Audio Generation with Multiple Conditional Diffusion Model

Zhifang Guo,Jianguo Mao,Rui Tao,Long Yan,Kazushige Ouchi,Hong Liu,Xiangdong Wang
2023-12-28
Abstract:Text-based audio generation models have limitations as they cannot encompass all the information in audio, leading to restricted controllability when relying solely on text. To address this issue, we propose a novel model that enhances the controllability of existing pre-trained text-to-audio models by incorporating additional conditions including content (timestamp) and style (pitch contour and energy contour) as supplements to the text. This approach achieves fine-grained control over the temporal order, pitch, and energy of generated audio. To preserve the diversity of generation, we employ a trainable control condition encoder that is enhanced by a large language model and a trainable Fusion-Net to encode and fuse the additional conditions while keeping the weights of the pre-trained text-to-audio model frozen. Due to the lack of suitable datasets and evaluation metrics, we consolidate existing datasets into a new dataset comprising the audio and corresponding conditions and use a series of evaluation metrics to evaluate the controllability performance. Experimental results demonstrate that our model successfully achieves fine-grained control to accomplish controllable audio generation. Audio samples and our dataset are publicly available at <a class="link-external link-https" href="https://conditionaudiogen.github.io/conditionaudiogen/" rel="external noopener nofollow">this https URL</a>
Sound,Computation and Language,Machine Learning,Audio and Speech Processing
What problem does this paper attempt to address?

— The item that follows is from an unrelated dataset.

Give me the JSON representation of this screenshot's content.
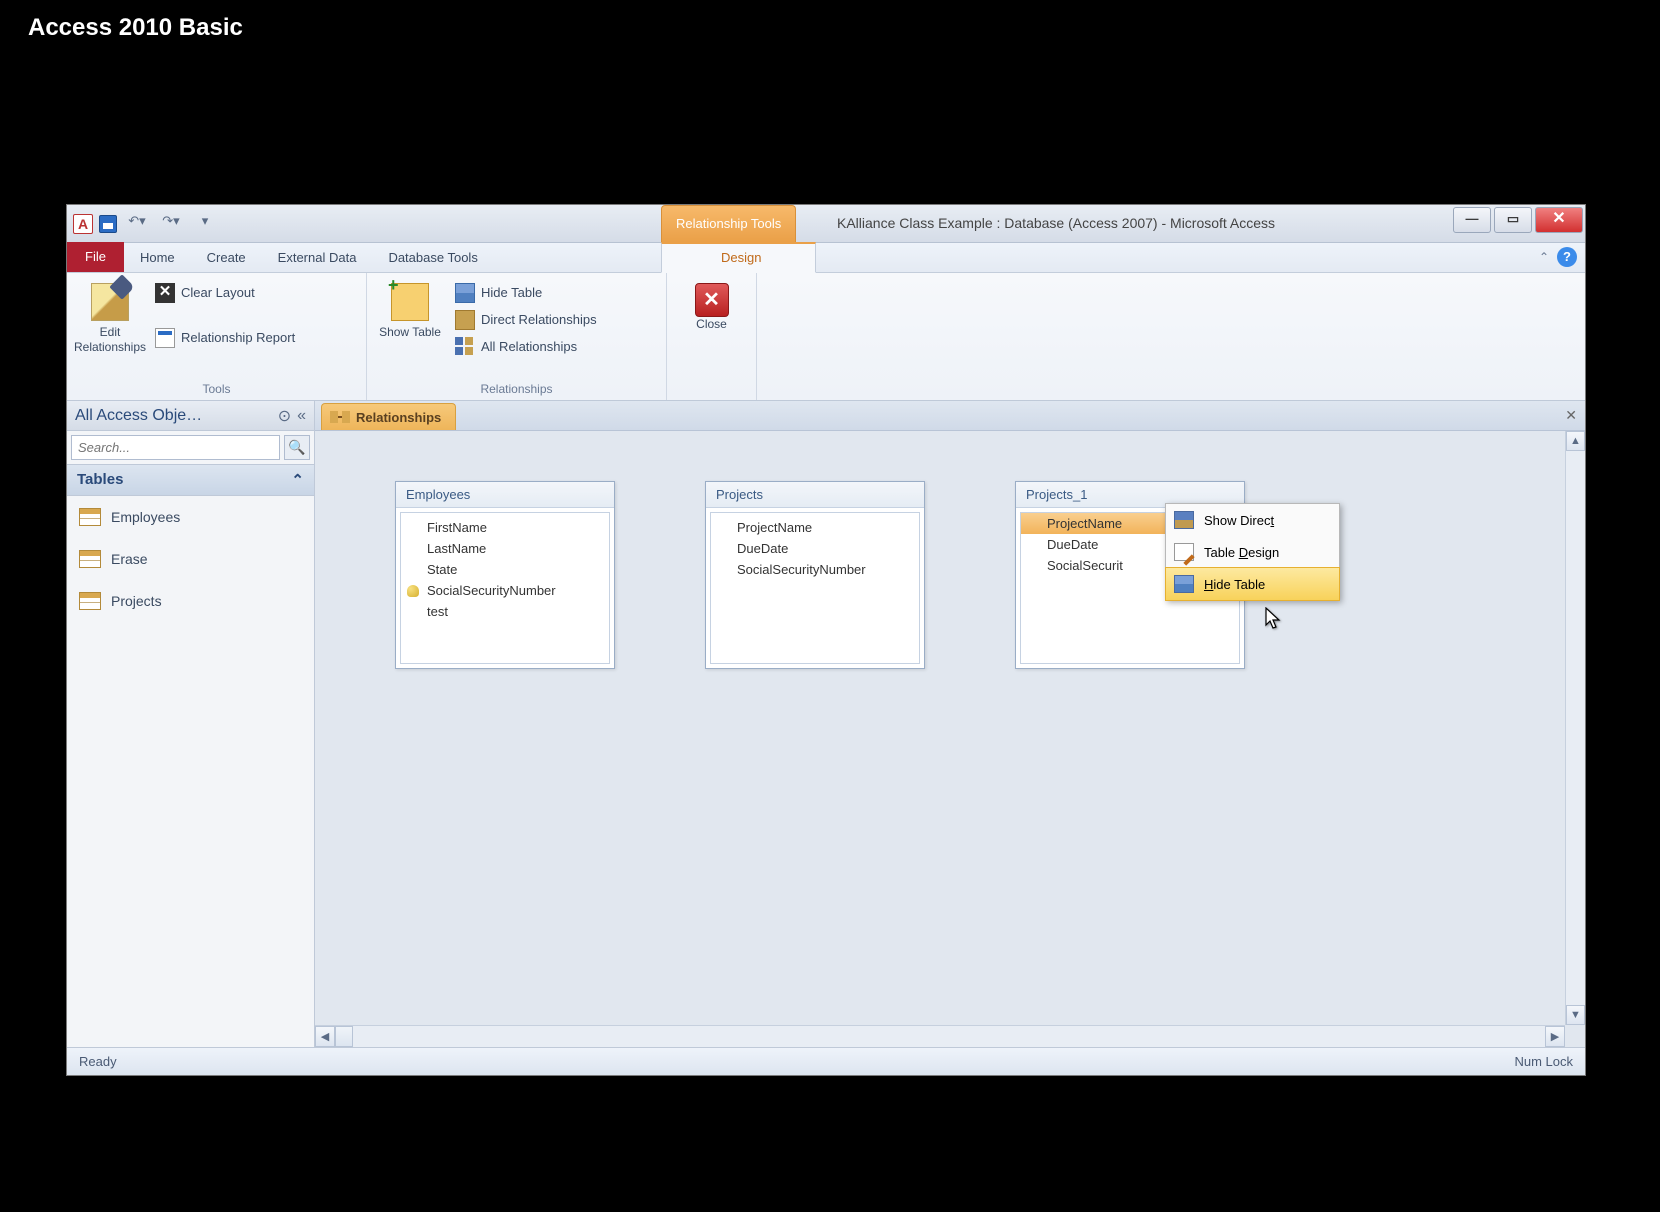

The paper aims to address the limitations of existing text-based audio generation models in terms of controllability. Specifically, when generating audio solely based on text information, it is challenging for the model to fully control all details in the audio, especially for fine-grained attributes such as temporal order, pitch, and energy. To solve this problem, the research team proposes a new method that enhances the controllability of existing pre-trained text-to-audio (TTA) models by introducing additional conditions, including content timestamps and style-related pitch and energy contours. The main contributions of the paper can be summarized as follows: 1. **Introduction of a multi-condition audio generation task**: The authors propose a new task that uses text and other control conditions (such as timestamps, pitch contours, and energy contours) to guide audio generation, thereby achieving fine-grained customization of audio content and style. 2. **Design of a new dataset and evaluation metrics**: Due to the lack of datasets and evaluation metrics suitable for this task, the authors integrated existing datasets to create a new dataset and designed a series of evaluation metrics, which can serve as benchmarks for future related work. 3. **Improved audio generation model**: A new model based on the existing pre-trained TTA model is proposed, which can accept not only text as conditional input but also other control conditions, thereby achieving more refined and precise control over the audio generation process. Experimental results demonstrate the effectiveness of this model in generating audio with higher controllability. In summary, the goal of this paper is to achieve a higher level of controllability and flexibility in the field of audio generation, especially when dealing with application scenarios such as video creation, virtual reality, and interactive systems, enabling more precise control over various audio features.